Bis auf das o.a. 'züchtige theater' und teilweise o.a. 'Thomaspeter', befassen sich die Kommentare hier allesamt ausschließlich mit dem konkreten Theater. Soweit in Ordnung.
Nur, um das Theater ging's dem K. doch gar nicht. Das ist doch nur sein populistisches Vehikel. Der will sich doch ganz woanders empfehlen. Und lacht sich jetzt schlapp, wie gut sein Coup funktioniert hat.
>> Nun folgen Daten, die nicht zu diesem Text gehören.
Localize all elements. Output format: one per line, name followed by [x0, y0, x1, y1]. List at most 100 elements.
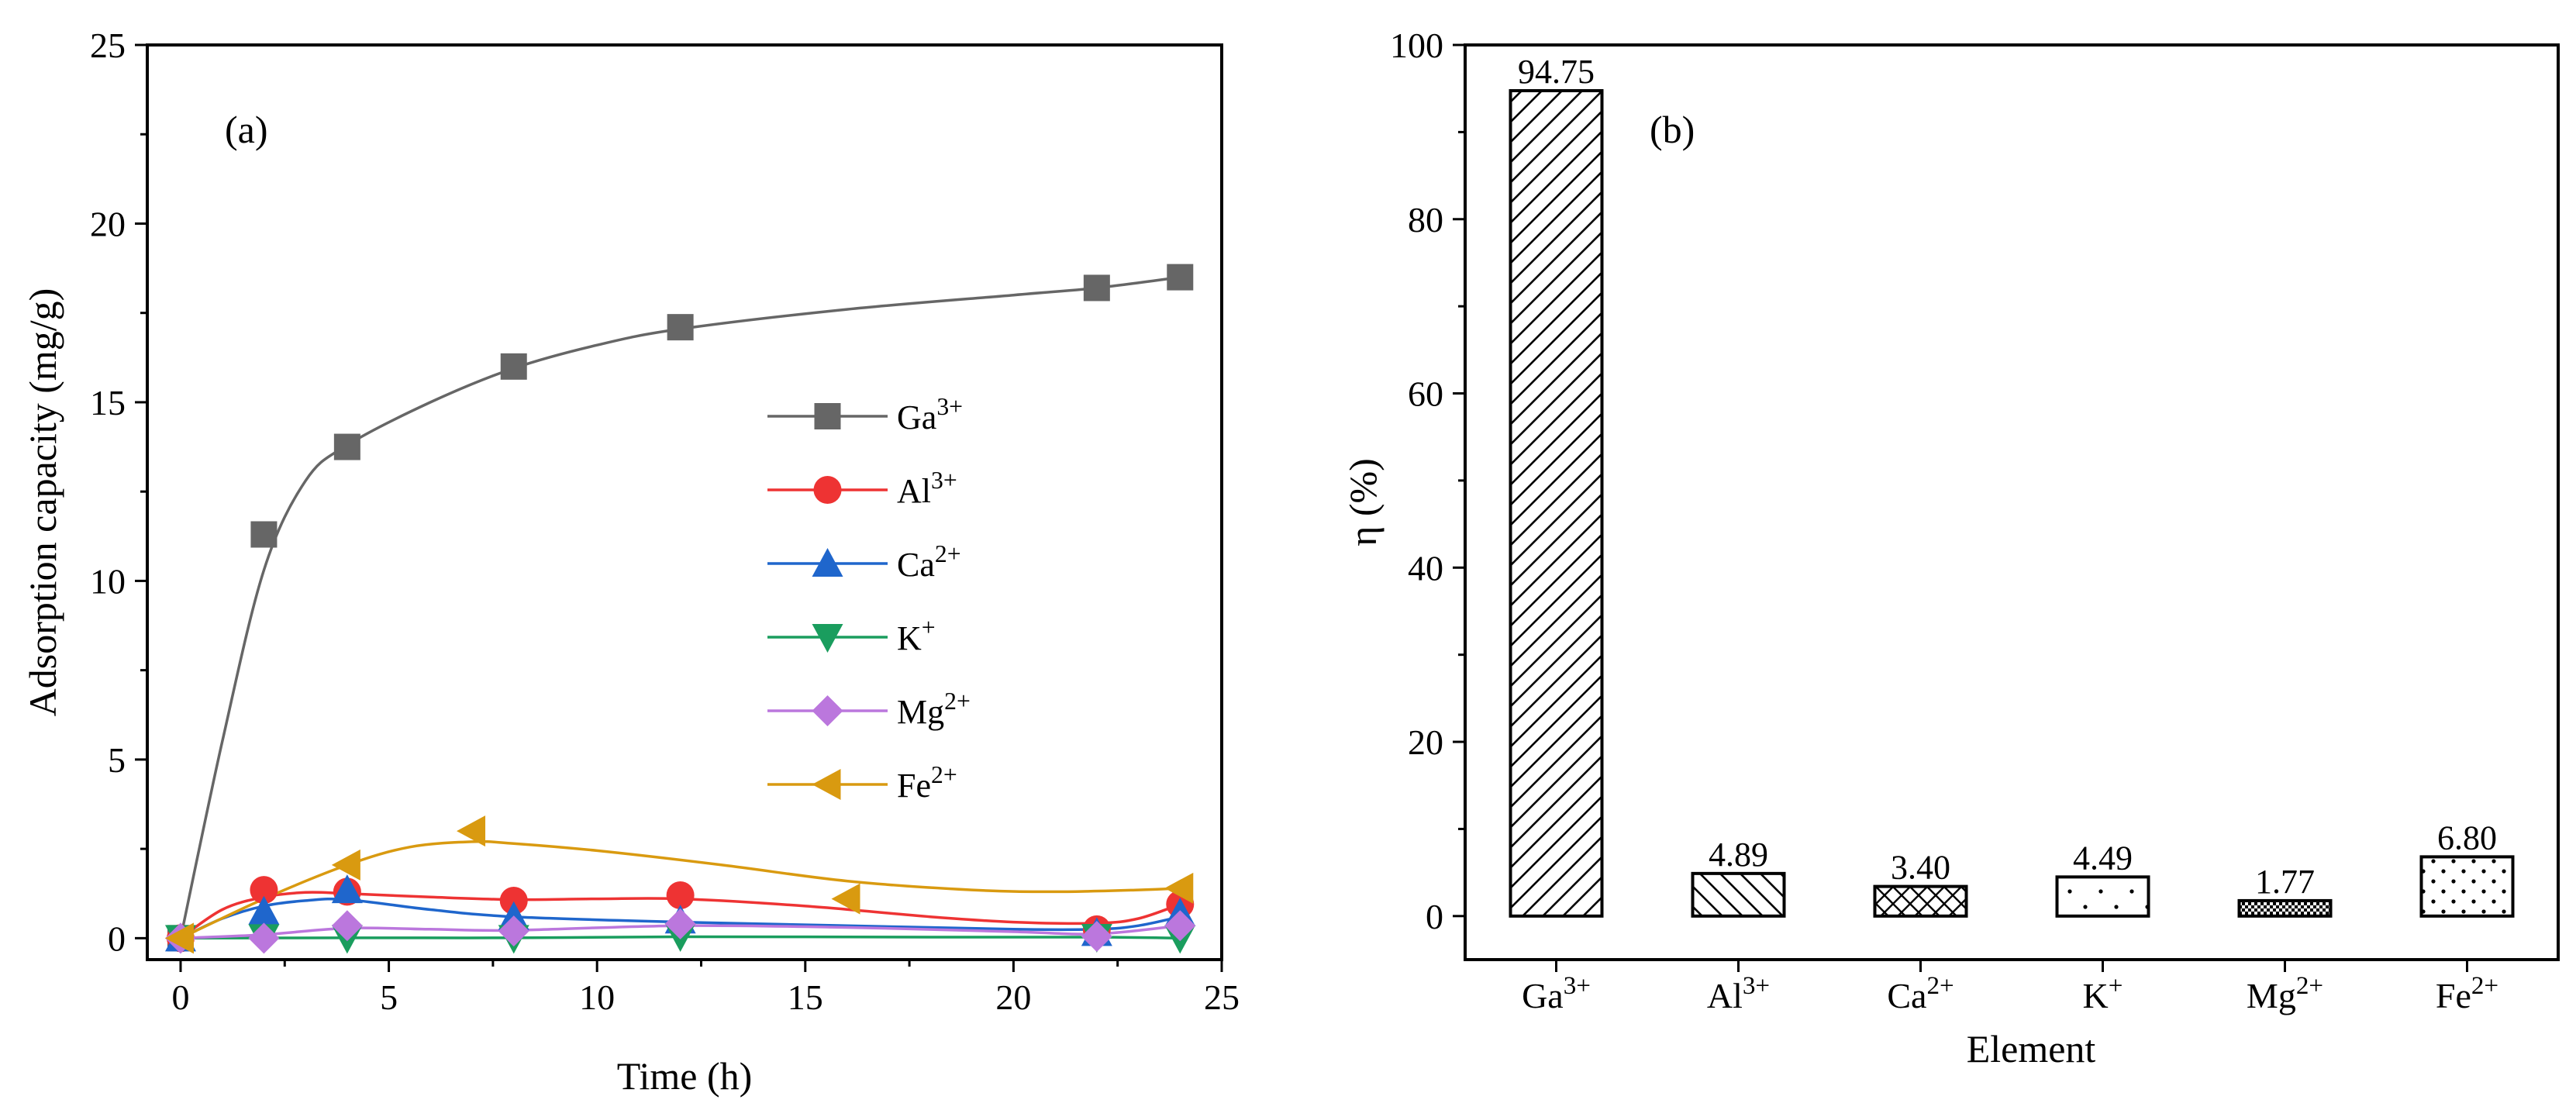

Marlene Streeruwitz spricht's aus, was hier gespielt wird, worum es hier geht. Wenn Sie mögen, setzen wir auf dieser Site fort. Gruß, auch H:-)
Es wäre zu wünschen, daß Daniel Kehlmann nicht der einzige bleibt.
In diesem Sinne kann eine Aufführung gar nicht ohne eine kontextabhängige Lesart des Regisseurs und der Darsteller funktionieren. Zudem materialisiert sich die Bedeutung eines Textes erst im Moment des Gesprochen-Werdens durch die Schauspieler im Zusammenspiel mit der Wahrnehmung jedes einzelnen Zuschauers. Ein Text vermittelt keine überzeitlichen Ideen und Werte, es sei denn, etwas wiederholt sich - in der historischen Differenz.
Kehlmanns Angriff auf "das Regietheater" entspringt daher möglicherweise tatsächlich eher dem Wunsch eines gesamtgesellschaftlichen konservativen Backlash', wonach dem Menschen in Zeiten der Finanzkrise auf dem Theater nicht noch mehr Experimente und Kritisches zugemutet werden dürfe, ganz nach dem Motto: Bloß keinen Stress, lasst den Leuten ihren Genuss und ihre schönen Illusionen. Schein oder Nicht-Sein, das ist hier die Frage.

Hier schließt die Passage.